Maybe it’s time for you to self-publish your book.
I know, I know. You want the affirmation of a professional third party (an agent, a publisher, or at least someone besides your mom or spouse). You’re worried about putting something out there that no one will read. You’re concerned about the marketing and promotional side to releasing a book.
Well, fear not. (That seems to be the theme this year: fear not. Do not be afraid.)
Don’t get me wrong. I’ve worked with three wonderful publishing houses and some incredible editors, and there are some huge advantages to working with an established publisher. Huge. Maybe that will be my next post.
But today I’m encouraging you to self-publish. Get your book out there. Create something, and give yourself the satisfaction of seeing it through to completion.
Here are eight benefits you’ll see should you decide to self-publish your book this year:
1) Any story can be put into book form. It doesn’t matter how many people are interested in your story or your topic or your writing. You can write a book about your family, or a guide to recreating human organs out of spare Legos. You can write the story of your great-uncle Marv or a novel about ants (not that I have anything against novels about ants) – if you’re self-publishing, it can become a book. Books are still cool.
2) You can title your book whatever you want. Because you don’t have to worry about marketing teams and third parties and, well, anyone else, you can choose any title you want. There’s a fair amount of freedom when it comes to self-publishing, and this is one of those areas.

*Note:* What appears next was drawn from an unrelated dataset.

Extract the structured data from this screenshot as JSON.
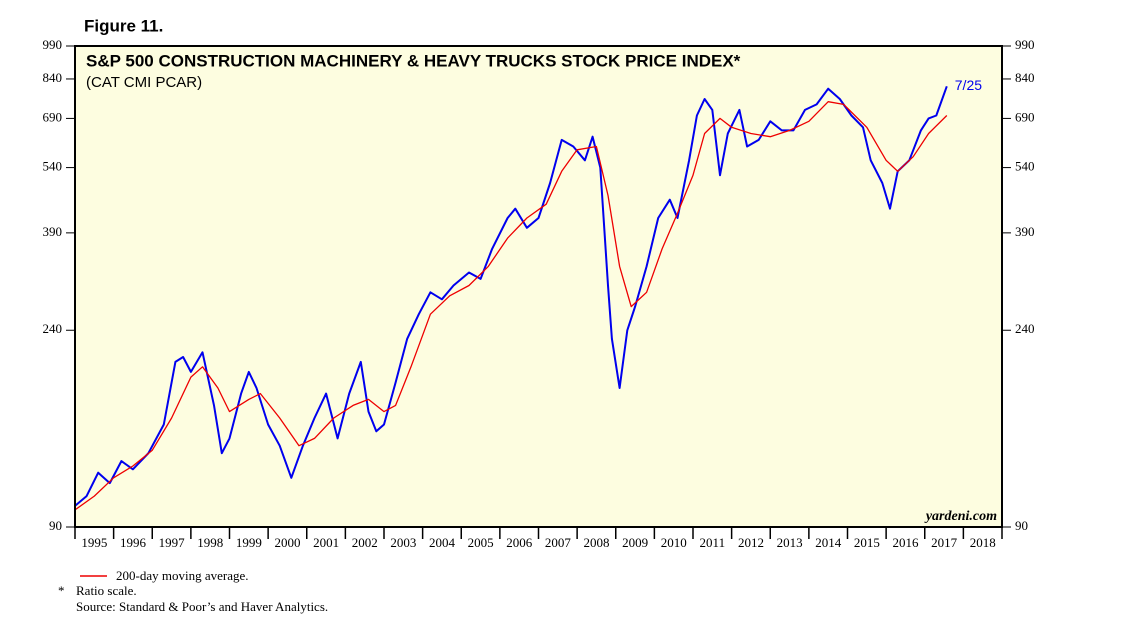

3) You can create any kind of cover you want. Would you like your great-aunt Martha to be on the cover? Your dog Grover? Or maybe you’re a minimalist looking for a black title on a white cover. Go for it.

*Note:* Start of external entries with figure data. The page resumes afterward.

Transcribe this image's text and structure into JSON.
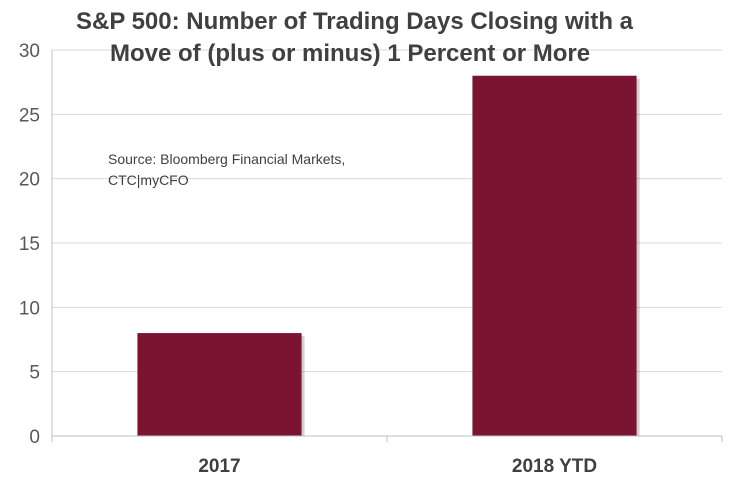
{
  "chart_data": {
    "type": "bar",
    "title_lines": [
      "S&P 500:  Number of Trading Days Closing with a",
      "Move of (plus or minus) 1 Percent or More"
    ],
    "xlabel": "",
    "ylabel": "",
    "categories": [
      "2017",
      "2018 YTD"
    ],
    "values": [
      8,
      28
    ],
    "ylim": [
      0,
      30
    ],
    "yticks": [
      0,
      5,
      10,
      15,
      20,
      25,
      30
    ],
    "grid": true,
    "legend": "none",
    "bar_color": "#7b1430",
    "annotation_lines": [
      "Source: Bloomberg Financial Markets,",
      "CTC|myCFO"
    ]
  }
}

4) Access to inexpensive copies of your book. Most self-publishing services will give you a good deal when it comes to getting your hands on copies of your own book. If I want copies of books I’ve self-published, I can usually buy them for about $3.75 (with no minimum order). If I want copies of my books that have been printed through traditional publishers, I’m looking at paying anywhere from $6 – $9 (ouch).
5) One of the great things about self-publishing is that you operate under no misconceptions that anyone else is responsible for the marketing of your book. Sure, with traditionally published books, the publisher will do its part for a little while, but there’s no substitute for creating your own PR and marketing plan, and then acting on it. When you have a publisher it’s easy to assume that ball is in their court, but when you’re self-publishing you have no one else to rely on. If you’re not talking about your book, no one is.
6) Release the book whenever you want. I have friends who have written books and then it’s taken 18 months to 2 years for the publisher to release the book. I’ve had other friends who wrote the book and then the publisher changed their mind, or the acquisition editor got fired or moved on and left their title under-represented. I’ve been fortunate in that the published books that I’ve written were on a quick-release time frame, and all have moved along smoothly. But if you self-publish, you could have that book in your hands as soon as you’d like, and no unexpected change in a huge conglomerate will alter that.
7) Make more profit per book. Self-published paperback books will make you around 40% when sold on Amazon, self-published e-book’s will make you 70%, paperbacks you sell yourself will net around 70%, and you’ll make around 35% on books sold through local bookstores (although that takes a lot of work, getting a self-published book into a bookstore). For books that are traditionally published, the royalty for all of those, in any form, is closer to 15%.
But by far the most important benefit to self-publishing your book?
8) You get to finish it and move on. I know too many writers who are sitting on that manuscript, just waiting for an agent or publisher to pick it up. And as the years pass, they don’t create anything new. They simply can’t get beyond that first book until it’s published. And this is where self-publishing is such a great tool, because you can publish it, learn from your mistakes, try to market it and learn from that, then write something new.
Of course, most of these could also be seen as negatives…make my own cover? Create my own marketing plan? Come up with the perfect title? Are you kidding me?
I never said self-publishing was perfect for everyone, or for every project.
What do you think about self-publishing versus traditional publishing?